In The Surfer, an exploitation film set to pressure-cook, a mild-mannered man is pitted against a group who even Andrew Tate might find a touch extreme. It’s set in South Australia on fictional Luna Bay, the kind of place where if the heat doesn’t get you, something else probably will. The water shines turquoise-blue but the beaches look like scorched earth. Into this furnace arrives an unnamed man (Nicolas Cage) hoping for nothing more than to view a cliffside property and catch a wave, but the locals have other ideas: “Don’t live here, don’t surf here,” one says, offering about as much hospitality as a switchblade.

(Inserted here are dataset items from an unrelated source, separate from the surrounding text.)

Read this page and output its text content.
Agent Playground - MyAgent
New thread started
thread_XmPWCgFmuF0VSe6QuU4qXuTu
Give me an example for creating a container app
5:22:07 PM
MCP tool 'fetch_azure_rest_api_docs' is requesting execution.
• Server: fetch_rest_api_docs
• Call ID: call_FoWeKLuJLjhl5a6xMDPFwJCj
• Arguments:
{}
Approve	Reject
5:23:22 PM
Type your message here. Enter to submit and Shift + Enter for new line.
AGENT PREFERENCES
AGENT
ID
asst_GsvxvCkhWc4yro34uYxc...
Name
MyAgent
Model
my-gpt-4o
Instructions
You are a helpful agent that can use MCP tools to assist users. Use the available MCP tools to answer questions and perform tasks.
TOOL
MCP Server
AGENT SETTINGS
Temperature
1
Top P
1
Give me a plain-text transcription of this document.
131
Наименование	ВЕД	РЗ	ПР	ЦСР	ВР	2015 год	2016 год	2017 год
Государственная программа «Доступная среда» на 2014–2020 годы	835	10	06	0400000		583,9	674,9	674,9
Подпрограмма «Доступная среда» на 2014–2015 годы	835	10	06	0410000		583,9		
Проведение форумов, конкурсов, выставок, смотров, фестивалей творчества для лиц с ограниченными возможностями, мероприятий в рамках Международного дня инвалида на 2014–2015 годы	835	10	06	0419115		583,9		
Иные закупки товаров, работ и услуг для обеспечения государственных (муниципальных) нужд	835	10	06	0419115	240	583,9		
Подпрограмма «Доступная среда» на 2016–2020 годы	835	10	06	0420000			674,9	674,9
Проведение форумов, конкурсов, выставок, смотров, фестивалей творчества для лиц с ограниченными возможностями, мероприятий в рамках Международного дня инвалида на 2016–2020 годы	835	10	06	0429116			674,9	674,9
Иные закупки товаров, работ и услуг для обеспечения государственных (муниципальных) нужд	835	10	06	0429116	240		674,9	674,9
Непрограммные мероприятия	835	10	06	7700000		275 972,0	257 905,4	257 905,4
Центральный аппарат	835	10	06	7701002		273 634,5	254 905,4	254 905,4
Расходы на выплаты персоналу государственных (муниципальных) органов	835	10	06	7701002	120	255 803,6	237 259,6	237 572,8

The director of this entertaining potboiler is Lorcan Finnegan, an Irish filmmaker who seems acutely aware of the hand he’s holding here: one of the very best things about The Surfer is how alive it is to Cage’s image, what audiences tend to expect from him, and how it plays with those assumptions. Crucially, Finnegan knows the actor’s pyrotechnics are best savored only when gradually teased––credit to him for showing such restraint. For a while The Surfer inches at a diabolically patient pace: he is poked and prodded as we wait for him to snap, because that’s just what Nic Cage characters do. When it happens in Finnegan’s film, as it did in Mandy, the fireworks border on hallucinogenic.

The story is drawn from a great tradition of unwelcome out-of-towners: it’s not quite The Wicker Man (Nic’s Version) and not quite Dead Man’s Shoes (although similarly, the Cage character is returning to the place he grew up). The chief tormentor is Scally (Julian McMahon), a toxic masculinity guru who wears his hooded beach towel like the robe of a cult leader and whose pack of followers are quick to carry out his bidding. These micro and macro aggressions range from cutting off our hero’s access to drinking water to making him question his very identity. Waiting in a carpark (where most of the action is set) for a call from his estate agent, he is quickly relieved of his shoes, phone, car, and dignity, but remains too stubborn to let the bullies drive him out of a place he still thinks of as home. Eventually, after blowing a few fuses, Cage’s antihero decides to take a stand.

Since the 2016 release of Without Name, Finnegan has quietly made a name for himself in a string of genre films––Vivarium (starring Jesse Eisenberg) and Nocebo followed––that each used location and atmosphere to suggest a character’s unraveling mind. The Surfer doesn’t buck the trend, but its colors and playfulness suggest a change of course. Tweaked to the vogueish orange and teal hues of Asteroid City, the images are there to remind you of the stifling temperature but give the production a playful ‘70s sheen. The lovely, wavy opening titles come in the chunky font of a grindhouse movie. Nodding to surf rock and psychedelia, François Tétaz’s score takes cues from a similar era. Despite contemporary themes and setting, it all fits together.

The Surfer made its first waves at a perfectly programmed midnight premiere, where a game Cannes audience whooped and hollered at every one of the actor’s lingering close-ups, outlandish gestures, and finely calibrated line-reads. This is a film that knows what it’s doing and does it very well.

The Surfer premiered at the 2024 Cannes Film Festival.